— Привет, Эрика, — ответила Лайла, устремив на писательницу свои странные холодно-голубые глаза. Встретившись с ней впервые, Фальк почему-то подумала о ездовых собаках. Дома она уточнила название этой породы — хаски. Глаза у героини ее будущей книги были как у сибирских хаски.
— Почему ты соглашаешься общаться со мной, если не хочешь говорить о своем деле? — спросила Эрика с места в карьер. И тут же пожалела, что употребила такое формальное слово. Для Лайлы это было не «дело», а трагедия, по-прежнему не оставлявшая ее.
Заключенная пожала плечами.
— Меня больше никто не навещает, — ответила она, подтвердив догадки посетительницы.
Эрика достала из сумки папку с газетными вырезками, фотографиями и записями.
— Я пока не потеряла надежду, — сказала она.
— Ну что ж, такова цена за то, чтобы провести хоть немного времени в компании, — ответила Лайла, и в глазах ее мелькнули искорки — тот неожиданный юмор, который Фальк временами подмечала в ней. Чуть заметная улыбка преобразила ее лицо. Писательница видела фотографии этой женщины до того, как все произошло. Ковальская не была красавицей, однако внешность у нее была необычной и приятной. Тогда у нее были длинные волосы, на большинстве снимков — распущенные и ухоженные. Теперь же они были подстрижены очень коротко, под гребенку. Собственно, это трудно было назвать прической — волосы были просто обкорнаны и демонстрировали, что Лайла давно уже не заботится о своей внешности. Да и зачем? Много лет она не выходила за стены тюрьмы. Для кого ей стараться хорошо выглядеть? Для других заключенных? Для охранников?
— У тебя усталый вид, — проговорила Ковальская, внимательно оглядев Эрику. — Утро далось тяжело?

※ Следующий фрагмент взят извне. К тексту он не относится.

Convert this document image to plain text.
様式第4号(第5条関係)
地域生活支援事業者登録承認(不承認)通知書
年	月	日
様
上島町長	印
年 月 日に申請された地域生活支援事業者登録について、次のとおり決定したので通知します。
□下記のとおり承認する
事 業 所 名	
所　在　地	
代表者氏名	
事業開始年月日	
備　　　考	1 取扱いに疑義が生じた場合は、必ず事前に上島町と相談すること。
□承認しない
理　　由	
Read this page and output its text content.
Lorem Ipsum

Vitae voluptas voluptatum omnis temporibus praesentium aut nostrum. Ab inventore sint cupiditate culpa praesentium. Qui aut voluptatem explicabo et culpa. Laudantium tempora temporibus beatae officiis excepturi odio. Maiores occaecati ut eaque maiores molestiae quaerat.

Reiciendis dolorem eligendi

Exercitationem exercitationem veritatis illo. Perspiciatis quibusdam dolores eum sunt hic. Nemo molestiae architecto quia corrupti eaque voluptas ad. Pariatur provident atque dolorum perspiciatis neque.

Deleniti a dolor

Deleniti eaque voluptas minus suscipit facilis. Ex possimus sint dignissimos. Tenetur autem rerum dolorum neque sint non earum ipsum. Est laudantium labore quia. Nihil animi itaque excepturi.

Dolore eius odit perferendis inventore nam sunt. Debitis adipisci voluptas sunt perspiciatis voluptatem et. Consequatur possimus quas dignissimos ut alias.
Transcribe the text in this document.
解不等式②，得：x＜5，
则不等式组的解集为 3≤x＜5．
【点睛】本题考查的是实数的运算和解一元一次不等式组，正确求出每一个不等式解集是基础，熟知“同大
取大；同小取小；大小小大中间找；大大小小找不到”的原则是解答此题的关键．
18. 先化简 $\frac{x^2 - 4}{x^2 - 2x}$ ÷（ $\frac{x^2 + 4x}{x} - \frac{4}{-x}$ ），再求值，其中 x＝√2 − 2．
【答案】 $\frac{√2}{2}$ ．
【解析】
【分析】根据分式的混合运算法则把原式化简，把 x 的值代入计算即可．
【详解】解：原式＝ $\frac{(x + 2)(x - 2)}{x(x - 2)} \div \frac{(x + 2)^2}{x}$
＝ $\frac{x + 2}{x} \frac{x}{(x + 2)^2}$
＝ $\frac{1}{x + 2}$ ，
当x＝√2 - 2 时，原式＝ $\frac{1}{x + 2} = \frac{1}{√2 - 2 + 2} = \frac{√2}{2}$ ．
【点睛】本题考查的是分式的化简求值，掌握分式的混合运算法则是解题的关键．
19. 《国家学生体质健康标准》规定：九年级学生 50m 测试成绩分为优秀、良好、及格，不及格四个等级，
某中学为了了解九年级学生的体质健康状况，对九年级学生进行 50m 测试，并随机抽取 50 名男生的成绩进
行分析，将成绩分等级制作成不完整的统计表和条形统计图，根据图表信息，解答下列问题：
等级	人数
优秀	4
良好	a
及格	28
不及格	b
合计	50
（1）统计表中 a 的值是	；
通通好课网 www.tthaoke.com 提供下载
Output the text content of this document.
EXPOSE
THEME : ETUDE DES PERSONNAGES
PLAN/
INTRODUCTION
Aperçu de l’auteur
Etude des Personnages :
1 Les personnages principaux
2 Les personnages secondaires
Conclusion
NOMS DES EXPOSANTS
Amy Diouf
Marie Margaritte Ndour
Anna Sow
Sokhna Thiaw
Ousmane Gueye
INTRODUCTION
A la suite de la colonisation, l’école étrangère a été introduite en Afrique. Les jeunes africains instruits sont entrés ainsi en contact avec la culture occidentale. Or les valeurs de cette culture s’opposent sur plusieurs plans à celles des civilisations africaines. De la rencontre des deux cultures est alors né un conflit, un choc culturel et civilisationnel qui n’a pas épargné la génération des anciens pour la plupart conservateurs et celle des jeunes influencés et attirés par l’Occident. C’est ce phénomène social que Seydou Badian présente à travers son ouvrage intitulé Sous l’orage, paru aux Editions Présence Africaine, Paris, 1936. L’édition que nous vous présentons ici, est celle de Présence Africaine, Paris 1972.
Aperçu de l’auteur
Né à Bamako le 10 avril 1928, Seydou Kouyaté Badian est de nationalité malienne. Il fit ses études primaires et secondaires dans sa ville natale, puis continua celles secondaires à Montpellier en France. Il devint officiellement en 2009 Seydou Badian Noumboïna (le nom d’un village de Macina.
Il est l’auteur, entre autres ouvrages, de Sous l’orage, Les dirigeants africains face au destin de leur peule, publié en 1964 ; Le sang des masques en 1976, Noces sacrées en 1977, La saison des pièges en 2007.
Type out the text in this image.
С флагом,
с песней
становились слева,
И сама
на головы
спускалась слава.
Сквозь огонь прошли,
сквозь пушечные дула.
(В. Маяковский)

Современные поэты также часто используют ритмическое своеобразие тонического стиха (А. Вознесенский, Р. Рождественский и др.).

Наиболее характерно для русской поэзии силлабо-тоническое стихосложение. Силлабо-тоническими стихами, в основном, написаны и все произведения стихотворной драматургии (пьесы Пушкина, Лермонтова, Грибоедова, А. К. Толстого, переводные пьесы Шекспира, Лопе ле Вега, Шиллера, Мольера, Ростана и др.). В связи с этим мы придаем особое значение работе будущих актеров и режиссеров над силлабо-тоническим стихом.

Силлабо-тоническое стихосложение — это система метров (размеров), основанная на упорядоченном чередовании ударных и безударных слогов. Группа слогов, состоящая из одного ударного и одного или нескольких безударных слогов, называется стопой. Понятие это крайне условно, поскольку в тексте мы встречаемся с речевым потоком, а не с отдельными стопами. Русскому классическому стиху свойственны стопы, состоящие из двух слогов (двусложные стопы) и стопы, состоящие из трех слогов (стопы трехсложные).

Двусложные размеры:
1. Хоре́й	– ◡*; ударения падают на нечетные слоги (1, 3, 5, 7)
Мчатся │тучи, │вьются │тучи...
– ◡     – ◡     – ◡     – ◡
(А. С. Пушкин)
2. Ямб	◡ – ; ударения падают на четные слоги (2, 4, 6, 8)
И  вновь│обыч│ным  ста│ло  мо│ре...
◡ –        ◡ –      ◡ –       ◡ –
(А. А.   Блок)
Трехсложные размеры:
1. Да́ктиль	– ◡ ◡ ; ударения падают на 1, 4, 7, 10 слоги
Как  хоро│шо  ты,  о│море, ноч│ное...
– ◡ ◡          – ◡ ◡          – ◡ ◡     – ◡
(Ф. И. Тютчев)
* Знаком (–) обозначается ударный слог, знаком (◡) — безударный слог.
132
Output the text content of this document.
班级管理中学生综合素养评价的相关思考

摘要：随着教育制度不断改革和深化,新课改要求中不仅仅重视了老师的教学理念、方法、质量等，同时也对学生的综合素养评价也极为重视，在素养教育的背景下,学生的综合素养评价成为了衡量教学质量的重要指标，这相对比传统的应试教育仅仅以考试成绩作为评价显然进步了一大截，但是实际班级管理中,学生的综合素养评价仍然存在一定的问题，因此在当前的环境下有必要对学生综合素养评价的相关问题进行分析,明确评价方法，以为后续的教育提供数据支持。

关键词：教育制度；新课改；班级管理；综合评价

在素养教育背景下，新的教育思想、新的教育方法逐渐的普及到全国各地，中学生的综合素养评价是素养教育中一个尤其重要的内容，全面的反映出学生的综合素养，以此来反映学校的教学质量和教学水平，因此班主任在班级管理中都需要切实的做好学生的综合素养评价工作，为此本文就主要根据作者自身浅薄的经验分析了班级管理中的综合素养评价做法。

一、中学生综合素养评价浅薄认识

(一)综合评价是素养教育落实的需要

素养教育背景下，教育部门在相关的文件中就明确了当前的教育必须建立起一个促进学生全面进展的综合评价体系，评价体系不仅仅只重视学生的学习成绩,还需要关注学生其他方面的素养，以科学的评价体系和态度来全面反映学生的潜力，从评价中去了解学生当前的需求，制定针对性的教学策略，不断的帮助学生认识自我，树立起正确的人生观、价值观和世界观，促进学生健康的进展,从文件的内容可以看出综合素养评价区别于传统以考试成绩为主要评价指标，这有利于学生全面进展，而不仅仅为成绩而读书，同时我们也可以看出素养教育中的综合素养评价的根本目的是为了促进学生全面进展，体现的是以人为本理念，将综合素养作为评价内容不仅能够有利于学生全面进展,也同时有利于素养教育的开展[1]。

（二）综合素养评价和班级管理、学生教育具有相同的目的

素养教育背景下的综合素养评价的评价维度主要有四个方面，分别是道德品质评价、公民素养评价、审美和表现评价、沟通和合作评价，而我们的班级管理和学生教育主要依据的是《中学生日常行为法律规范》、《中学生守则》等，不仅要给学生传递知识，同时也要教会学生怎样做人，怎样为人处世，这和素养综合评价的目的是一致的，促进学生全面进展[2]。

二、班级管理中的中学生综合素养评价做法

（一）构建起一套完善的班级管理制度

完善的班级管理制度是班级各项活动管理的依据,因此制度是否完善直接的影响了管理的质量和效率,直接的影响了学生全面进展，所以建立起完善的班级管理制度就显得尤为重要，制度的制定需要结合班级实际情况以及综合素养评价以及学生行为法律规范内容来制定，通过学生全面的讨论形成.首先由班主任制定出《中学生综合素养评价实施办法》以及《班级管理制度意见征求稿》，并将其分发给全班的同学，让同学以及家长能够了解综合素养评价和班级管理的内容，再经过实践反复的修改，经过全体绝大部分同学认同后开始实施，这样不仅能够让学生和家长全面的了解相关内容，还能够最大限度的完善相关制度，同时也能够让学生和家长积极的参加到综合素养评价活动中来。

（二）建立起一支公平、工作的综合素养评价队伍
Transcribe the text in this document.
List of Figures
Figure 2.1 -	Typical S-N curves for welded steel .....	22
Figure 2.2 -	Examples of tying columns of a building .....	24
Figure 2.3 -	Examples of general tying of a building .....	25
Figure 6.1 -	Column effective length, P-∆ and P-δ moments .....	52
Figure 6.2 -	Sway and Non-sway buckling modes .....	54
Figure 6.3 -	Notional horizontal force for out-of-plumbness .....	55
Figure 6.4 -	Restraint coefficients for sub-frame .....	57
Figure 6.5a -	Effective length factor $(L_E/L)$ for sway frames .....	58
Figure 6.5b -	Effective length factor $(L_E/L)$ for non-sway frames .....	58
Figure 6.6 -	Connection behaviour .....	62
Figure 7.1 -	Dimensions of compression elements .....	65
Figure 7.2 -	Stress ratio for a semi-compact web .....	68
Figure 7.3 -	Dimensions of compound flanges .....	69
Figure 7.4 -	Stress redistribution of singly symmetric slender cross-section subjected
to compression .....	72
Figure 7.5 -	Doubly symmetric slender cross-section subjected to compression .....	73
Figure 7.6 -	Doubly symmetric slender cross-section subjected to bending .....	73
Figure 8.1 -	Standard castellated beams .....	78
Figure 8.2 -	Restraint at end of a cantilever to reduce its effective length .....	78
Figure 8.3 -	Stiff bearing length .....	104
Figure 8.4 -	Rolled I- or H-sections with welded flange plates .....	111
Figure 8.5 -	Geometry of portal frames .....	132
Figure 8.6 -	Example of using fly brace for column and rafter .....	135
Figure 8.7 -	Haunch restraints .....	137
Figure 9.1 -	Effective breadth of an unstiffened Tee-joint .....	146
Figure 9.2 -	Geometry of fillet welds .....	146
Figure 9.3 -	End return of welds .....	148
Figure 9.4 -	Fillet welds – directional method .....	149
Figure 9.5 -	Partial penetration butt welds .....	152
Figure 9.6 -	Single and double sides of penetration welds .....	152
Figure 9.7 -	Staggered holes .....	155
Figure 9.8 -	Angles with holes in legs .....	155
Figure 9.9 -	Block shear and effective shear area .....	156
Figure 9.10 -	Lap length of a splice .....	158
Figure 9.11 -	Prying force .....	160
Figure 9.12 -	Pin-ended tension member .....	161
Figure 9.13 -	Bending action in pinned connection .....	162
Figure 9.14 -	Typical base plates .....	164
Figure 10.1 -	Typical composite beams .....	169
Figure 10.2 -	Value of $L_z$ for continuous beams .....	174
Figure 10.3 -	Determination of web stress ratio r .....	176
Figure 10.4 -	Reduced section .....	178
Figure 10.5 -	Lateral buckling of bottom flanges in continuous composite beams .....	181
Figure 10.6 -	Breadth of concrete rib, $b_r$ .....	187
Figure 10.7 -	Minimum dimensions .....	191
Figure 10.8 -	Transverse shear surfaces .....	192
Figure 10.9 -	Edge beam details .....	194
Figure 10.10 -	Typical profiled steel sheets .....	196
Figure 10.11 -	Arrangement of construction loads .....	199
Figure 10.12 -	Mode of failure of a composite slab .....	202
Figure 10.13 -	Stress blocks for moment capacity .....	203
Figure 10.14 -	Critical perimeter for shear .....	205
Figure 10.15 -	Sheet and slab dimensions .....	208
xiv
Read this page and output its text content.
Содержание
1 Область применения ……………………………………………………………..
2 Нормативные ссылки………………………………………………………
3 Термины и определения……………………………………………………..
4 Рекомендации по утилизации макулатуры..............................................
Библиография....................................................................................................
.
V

— Да, тяжелое утро сегодня, тяжелый вечер вчера, и, скорее всего, такой же тяжелый вечер ожидает меня сегодня. Но ведь так и бывает, когда дети маленькие…
Писательница сделала глубокий выдох, пытаясь расслабиться. Она сама чувствовала, что все еще находится в напряжении после утреннего стресса.
— Петер всегда был таким послушным, — проговорила Лайла, и ее голубые глаза задернулись пеленой. — Ни одного дня не упрямился.
— Он был довольно тихим, как ты сказала в прошлый раз.
— Да, поначалу мы думали, что с ним что-то не в порядке. До трех лет он ни звука не произносил. Я даже хотела отвести его к специалисту, но Владек не позволил.
Она фыркнула, и ее руки, лежавшие на столе, сами собой сжались в кулаки.
— А что произошло с ним в три года? — спросила посетительница.
— В один прекрасный день он вдруг заговорил. Целыми предложениями и с большим словарным запасом. Чуть-чуть шепелявил, но создавалось впечатление, что он разговаривал всегда. Как будто и не было этих долгих лет молчания.